Olá! Eu estou postando aqui mais um capítulo! Não é demais? (ninguém responde)

Este capítulo vai para o FullShinobi! (meu único leitor "masculino" que comenta ¬¬)
Finalmente eu terminei de fazer a fic! Graças à deus. Acaba no 15º capítulo. Eu já comecei uma nova, com base em meus sonhos! Espero que dê certo!

Vamos à fic:


"Eu não agüento mais." pensava Winry enquanto fazia mais um auto-mail "Esta casa ganha um silêncio absurdo quando as duas saem..." se referindo à Jully e Tati "Será que o Ed está trabalhando?" ela parou para pensar um pouco e chegou à conclusão: "Não... acho que ele está estudando à essa hora... São quase meio-dia..." lembrou-se que Lynhah saía do colégio ao meio-dia e deu um suspiro cansado "É melhor ir fazer o almoço."

Subiu as escadas e foi direto para a cozinha. Distraíu-se a ponto de nem perceber o tempo passar. Logo, o barulho de alguém entrando foi ouvido.

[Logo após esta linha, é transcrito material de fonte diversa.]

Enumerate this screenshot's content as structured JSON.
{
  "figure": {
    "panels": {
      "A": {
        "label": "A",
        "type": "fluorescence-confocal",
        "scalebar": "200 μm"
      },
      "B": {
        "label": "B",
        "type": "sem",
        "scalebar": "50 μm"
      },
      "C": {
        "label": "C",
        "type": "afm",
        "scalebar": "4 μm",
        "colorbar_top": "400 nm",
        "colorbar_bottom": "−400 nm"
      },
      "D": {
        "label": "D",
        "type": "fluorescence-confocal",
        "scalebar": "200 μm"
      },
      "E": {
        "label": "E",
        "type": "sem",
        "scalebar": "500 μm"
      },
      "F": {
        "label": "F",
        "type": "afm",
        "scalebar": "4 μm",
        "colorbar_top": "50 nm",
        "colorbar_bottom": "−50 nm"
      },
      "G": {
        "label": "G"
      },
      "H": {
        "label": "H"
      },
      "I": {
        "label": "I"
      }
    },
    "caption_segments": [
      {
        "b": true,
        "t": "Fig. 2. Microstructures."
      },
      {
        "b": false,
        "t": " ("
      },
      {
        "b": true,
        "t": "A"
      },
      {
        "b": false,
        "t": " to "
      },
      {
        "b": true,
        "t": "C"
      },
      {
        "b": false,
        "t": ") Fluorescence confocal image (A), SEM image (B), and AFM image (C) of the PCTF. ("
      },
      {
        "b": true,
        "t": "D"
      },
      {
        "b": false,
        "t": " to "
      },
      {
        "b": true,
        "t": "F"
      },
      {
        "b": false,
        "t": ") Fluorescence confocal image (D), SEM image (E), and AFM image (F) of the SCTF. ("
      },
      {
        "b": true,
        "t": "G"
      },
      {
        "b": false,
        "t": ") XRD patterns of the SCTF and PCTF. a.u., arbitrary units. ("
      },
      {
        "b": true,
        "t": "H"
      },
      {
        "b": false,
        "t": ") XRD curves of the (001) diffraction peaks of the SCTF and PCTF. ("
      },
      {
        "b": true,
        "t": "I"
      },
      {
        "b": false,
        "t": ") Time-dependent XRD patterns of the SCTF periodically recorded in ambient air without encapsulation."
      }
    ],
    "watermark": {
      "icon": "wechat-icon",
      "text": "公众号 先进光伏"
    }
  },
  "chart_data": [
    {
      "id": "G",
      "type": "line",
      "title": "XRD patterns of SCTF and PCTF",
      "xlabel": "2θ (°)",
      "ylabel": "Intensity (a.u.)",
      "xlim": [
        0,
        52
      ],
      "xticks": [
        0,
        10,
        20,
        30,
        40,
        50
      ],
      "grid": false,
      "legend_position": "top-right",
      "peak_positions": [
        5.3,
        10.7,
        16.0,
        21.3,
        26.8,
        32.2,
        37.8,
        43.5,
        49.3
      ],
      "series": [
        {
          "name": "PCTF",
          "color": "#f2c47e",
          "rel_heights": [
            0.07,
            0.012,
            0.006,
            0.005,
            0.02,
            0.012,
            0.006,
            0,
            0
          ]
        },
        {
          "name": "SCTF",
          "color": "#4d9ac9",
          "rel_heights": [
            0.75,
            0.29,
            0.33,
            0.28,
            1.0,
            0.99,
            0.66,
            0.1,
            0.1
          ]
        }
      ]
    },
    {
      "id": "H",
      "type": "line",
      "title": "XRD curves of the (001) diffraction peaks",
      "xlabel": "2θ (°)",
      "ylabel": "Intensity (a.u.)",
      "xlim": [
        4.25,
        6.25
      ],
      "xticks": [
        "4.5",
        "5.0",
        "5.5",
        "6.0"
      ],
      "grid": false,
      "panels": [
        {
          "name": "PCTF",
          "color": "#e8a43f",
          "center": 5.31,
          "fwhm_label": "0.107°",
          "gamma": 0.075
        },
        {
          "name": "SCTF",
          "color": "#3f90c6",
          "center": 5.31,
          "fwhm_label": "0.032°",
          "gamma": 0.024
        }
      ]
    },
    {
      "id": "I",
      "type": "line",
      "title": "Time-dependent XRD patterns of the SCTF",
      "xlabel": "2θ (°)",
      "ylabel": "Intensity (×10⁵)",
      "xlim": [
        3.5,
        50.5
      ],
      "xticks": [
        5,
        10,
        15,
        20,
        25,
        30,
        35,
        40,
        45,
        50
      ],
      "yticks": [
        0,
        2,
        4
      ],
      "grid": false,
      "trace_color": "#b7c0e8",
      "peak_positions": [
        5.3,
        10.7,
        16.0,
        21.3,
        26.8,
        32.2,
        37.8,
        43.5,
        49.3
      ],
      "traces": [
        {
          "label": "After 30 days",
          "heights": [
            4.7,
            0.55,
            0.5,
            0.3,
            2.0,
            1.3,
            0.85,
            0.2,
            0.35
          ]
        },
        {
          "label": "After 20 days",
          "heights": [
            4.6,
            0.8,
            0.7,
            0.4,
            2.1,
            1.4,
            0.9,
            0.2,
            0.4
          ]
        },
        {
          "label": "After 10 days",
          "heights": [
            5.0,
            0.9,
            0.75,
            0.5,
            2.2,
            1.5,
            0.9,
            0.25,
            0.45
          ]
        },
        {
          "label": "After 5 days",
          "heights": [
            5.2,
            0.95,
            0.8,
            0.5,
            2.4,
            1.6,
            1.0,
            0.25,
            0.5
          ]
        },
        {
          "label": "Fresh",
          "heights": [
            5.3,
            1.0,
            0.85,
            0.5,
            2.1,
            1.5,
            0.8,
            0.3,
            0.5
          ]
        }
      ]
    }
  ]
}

-Yooooo! -era Tati, que vinha animada- Como está Winry?

-Ué... cadê a Lynhah?

-A onee-chan? -exclamou irritada por estar sendo esquecida- Ela me disse que ia passar em algum lugar... acho que era uma casa... de uma senhora... Buscar um livro! Era isso mesmo!

-Bom, ela vai demorar?

-Ela disse que não.

-Então por que não me ajuda com o almoço?

-Isso é tarefa dela...

-Anda logo!

______________________________

"Não costumo pegar este caminho..." pensava Jullytta, voltando da casa da tal senhora "Ele é muito estranho... parece menos vivo...". Ela parou para observar uma brecha escura entre duas casas, que parecia um corredor. "Estranho," pensou consigo "aqui em Rimzeboll não é comum casas assim... é?"

Mas seu pensamento foi interrompido por um grito. Sim, um grito. Parecia que vinha do corredor. Ela tremeu de medo. Mas, algo lhe chamou a atenção: vozes. Provavelmente de garotos de uns 17 anos.

-Hehe... olhem só para ele... parece uma menininha gritando.

-Esse nerd bobão... Vamos, que é que tem aí? -completou o outro.

-Vai me dizer que está sem grana, ô idiota...

-E-eu... não tenho... NADA.

-Mentira! -chuta o garoto- Me dá logo!

-Dar o quê? -eles ouviram a voz da menina de cima do muro, com um caderno nos braços- Vocês, realmente, querem um cérebro? Porque não tem um...

Lynhah riu da própria piada. Por que estava desafiando-os? Só porque haviam chamado o molequinho de nerd. Ela não gostava dessa alcunha nem nela nem nos outros.

-Ah não... Vai me dizer que você é uma super-nerd que vai salvar o oprimido...

-Talvez. -ela sorriu- Ou talvez eu só vá dar uma lição em uns panacas.

-Não acredito nisso! ELA ESTÁ NOS AFRONTANDO!

-Esqueçam o garoto. -falou o outro- Quero ver aquela dali roxinha!

-Hehe... -ela arranca uma folha do caderno e a bateu contra o muro- Vejamos.... já sei! -uma luz envolve o beco e nasce uma parede entre os agressores e o menino.

Ela pulou para o outro lado da parede e soltou uma risada, irritando os outros. A seguir, abriu passagem pelo beco para o outro lado, indo parar no campo atrás da casa. Dirigiu-se então para o garoto no chão, imóvel.

-Você está bem?

-Não... meu braço... está doendo.

-Droga, vem comigo! -ela passou o braço dele por trás dos ombros e passou pela abertura da mureta, fechando-o em seguida.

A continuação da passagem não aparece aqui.